Online Book Price War Worries Wall Street

In a taste of a price war resembling that of airlines' fare wars, Amazon.com's two biggest competitors wasted no time matching the top online retailer's 50 percent discount on New York Times bestsellers.

Within hours of Amazon's volley Monday, barnesandnoble.com and Borders.com followed suit. All three retailers had routinely offered discounts of 20 to 40 percent on bestsellers, and all three noted the blockbuster books account for only a small fraction of revenues and thus would have little impact on the bottom line.

Still, the moves sent shivers through Wall Street, cooling the frenzy over the big-name online retailers' stock and raising doubts about long-term prospects. Not only for Amazon and its competitors but for ever-expanding Net retailers.

Stocks Fall on News

Shares of Amazon (Nasdaq: AMZN) fell 6 percent, or $6.56, to close Monday at $125.81. New York-based Barnes & Noble, Inc. (BKS), half-owner of barnesandnoble.com, saw its shares fall $1.12, to $33.19, while shares of Ann Arbor, Michigan-based Borders Group, Borders.com's parent, declined 50 cents, to $15.875.
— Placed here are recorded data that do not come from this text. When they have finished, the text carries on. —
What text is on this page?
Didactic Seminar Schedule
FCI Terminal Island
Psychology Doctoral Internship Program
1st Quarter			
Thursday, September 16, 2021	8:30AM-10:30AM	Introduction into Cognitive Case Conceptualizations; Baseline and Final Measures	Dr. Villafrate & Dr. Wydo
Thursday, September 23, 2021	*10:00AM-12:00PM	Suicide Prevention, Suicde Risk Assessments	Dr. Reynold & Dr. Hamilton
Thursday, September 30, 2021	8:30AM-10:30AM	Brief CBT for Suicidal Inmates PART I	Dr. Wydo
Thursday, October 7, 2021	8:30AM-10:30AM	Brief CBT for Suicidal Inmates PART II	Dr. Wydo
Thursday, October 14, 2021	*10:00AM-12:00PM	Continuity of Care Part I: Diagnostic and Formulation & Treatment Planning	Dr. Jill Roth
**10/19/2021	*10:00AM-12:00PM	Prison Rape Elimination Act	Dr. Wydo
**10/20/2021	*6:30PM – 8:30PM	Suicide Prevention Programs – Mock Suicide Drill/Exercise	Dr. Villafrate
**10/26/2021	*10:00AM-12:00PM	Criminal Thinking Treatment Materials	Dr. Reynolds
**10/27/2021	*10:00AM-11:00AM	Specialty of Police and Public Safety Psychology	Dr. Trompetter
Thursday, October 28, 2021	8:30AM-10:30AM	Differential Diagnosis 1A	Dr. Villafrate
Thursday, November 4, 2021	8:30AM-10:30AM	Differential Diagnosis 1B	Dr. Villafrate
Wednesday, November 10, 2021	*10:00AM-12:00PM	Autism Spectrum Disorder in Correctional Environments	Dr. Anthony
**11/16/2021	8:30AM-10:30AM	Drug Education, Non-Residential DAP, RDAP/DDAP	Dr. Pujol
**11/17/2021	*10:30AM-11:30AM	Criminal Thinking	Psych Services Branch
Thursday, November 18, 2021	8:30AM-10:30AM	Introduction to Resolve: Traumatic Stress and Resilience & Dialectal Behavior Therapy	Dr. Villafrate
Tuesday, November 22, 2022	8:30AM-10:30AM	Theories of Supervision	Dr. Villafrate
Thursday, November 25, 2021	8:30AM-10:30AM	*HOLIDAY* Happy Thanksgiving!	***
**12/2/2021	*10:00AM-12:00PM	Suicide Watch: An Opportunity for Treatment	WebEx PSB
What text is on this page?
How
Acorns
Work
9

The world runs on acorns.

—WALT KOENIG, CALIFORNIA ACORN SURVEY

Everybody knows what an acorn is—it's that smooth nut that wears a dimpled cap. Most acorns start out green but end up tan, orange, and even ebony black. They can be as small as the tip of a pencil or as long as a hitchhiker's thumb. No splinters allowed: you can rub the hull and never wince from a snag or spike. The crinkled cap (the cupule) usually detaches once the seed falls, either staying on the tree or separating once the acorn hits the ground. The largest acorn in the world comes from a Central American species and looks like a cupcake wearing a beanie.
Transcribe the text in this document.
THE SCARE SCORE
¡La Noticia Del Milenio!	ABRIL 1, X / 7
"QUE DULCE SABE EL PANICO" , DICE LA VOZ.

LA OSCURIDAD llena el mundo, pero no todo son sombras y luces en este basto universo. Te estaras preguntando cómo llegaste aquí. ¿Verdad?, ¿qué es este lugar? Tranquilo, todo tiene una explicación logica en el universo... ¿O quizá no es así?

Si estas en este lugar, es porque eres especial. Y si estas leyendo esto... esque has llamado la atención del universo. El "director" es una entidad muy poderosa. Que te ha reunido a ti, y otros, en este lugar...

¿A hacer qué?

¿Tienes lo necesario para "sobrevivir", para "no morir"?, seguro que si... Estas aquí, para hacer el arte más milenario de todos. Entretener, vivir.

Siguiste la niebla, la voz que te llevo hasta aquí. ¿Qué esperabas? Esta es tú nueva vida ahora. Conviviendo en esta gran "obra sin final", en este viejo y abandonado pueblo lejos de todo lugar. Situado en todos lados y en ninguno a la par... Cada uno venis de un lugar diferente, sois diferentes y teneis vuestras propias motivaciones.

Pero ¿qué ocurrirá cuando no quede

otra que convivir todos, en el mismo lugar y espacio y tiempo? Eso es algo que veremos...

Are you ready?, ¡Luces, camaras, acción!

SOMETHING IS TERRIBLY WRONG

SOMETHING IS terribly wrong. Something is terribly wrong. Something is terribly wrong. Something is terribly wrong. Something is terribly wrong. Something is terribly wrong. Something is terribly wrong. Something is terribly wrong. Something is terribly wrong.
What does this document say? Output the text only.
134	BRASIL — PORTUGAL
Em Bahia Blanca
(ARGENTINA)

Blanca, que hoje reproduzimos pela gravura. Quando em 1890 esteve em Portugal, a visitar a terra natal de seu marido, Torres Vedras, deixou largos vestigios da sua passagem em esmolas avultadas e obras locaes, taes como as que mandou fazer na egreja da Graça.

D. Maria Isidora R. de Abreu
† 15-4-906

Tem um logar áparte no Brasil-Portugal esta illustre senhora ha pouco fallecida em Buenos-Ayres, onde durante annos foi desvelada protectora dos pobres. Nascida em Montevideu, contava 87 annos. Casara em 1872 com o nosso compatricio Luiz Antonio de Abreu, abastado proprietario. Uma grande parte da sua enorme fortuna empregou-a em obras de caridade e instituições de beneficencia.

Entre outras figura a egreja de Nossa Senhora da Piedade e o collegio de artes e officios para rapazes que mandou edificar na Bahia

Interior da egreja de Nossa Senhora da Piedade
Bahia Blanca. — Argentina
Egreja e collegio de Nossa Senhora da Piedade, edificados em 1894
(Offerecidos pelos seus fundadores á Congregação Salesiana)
Investors and analysts worry the price wars could signal "cut-throat" competition that ultimately would cut into expected margins and jeopardize long-term prospects for the online booksellers.

Big questions remain unanswered: How much is too much cost-cutting, and how low is too low a price? With Net retailers expanding at breakneck speed, but demand finite, will the competition fuel price wars that will ultimately eat away at projected margins and revenues of even the biggest players?

Until this week, the booksellers' competition had focused mainly on building brand recognition through marketing and advertising; improving site design for easier use; tailoring content to individual tastes; offering e-mail updates on book categories specified by readers; and delivering better reviews.

Competition Shifts to Price

Now, the one-upsmanship seems to be turning on price. "We were the first online bookseller to offer deep discounts," boasted Jonathan Bulkeley, barnesandnoble.com CEO.

While following Amazon's lead, Borders.com played down the significance of its competitor's move. "We won't allow incremental price differences to serve as a distraction to our customers and our mission," said Rick Vanzura, Borders.com president.

Amazon, for its part, took to its Web site immediately, gushing about the "very latest in deep-dish discounts." With $1.4 billion in cash reserves, Amazon is best able to afford deep discounts that could be loss leaders. Amazon sales have skyrocketed, to $610 million for the 1998 fiscal year, a 313 percent increase, and the company is on a pace to easily eclipse $1 billion in annual sales. Amazon continues losing money, however. In Q1 1999, it reported a $61.7 million loss, and its stock, which catapulted to $221 a share last month, has dropped $95 since.

With never-ending price battles now more likely, another online retailer jumped in. Books.com, the first online bookstore, on Tuesday began offering Net shoppers instant comparisons between its prices and those of Amazon and barnesandnoble.com. Books.com said it will automatically lower its prices to beat the competition. Which begs the question: Who tops that and how? Expect a quick answer.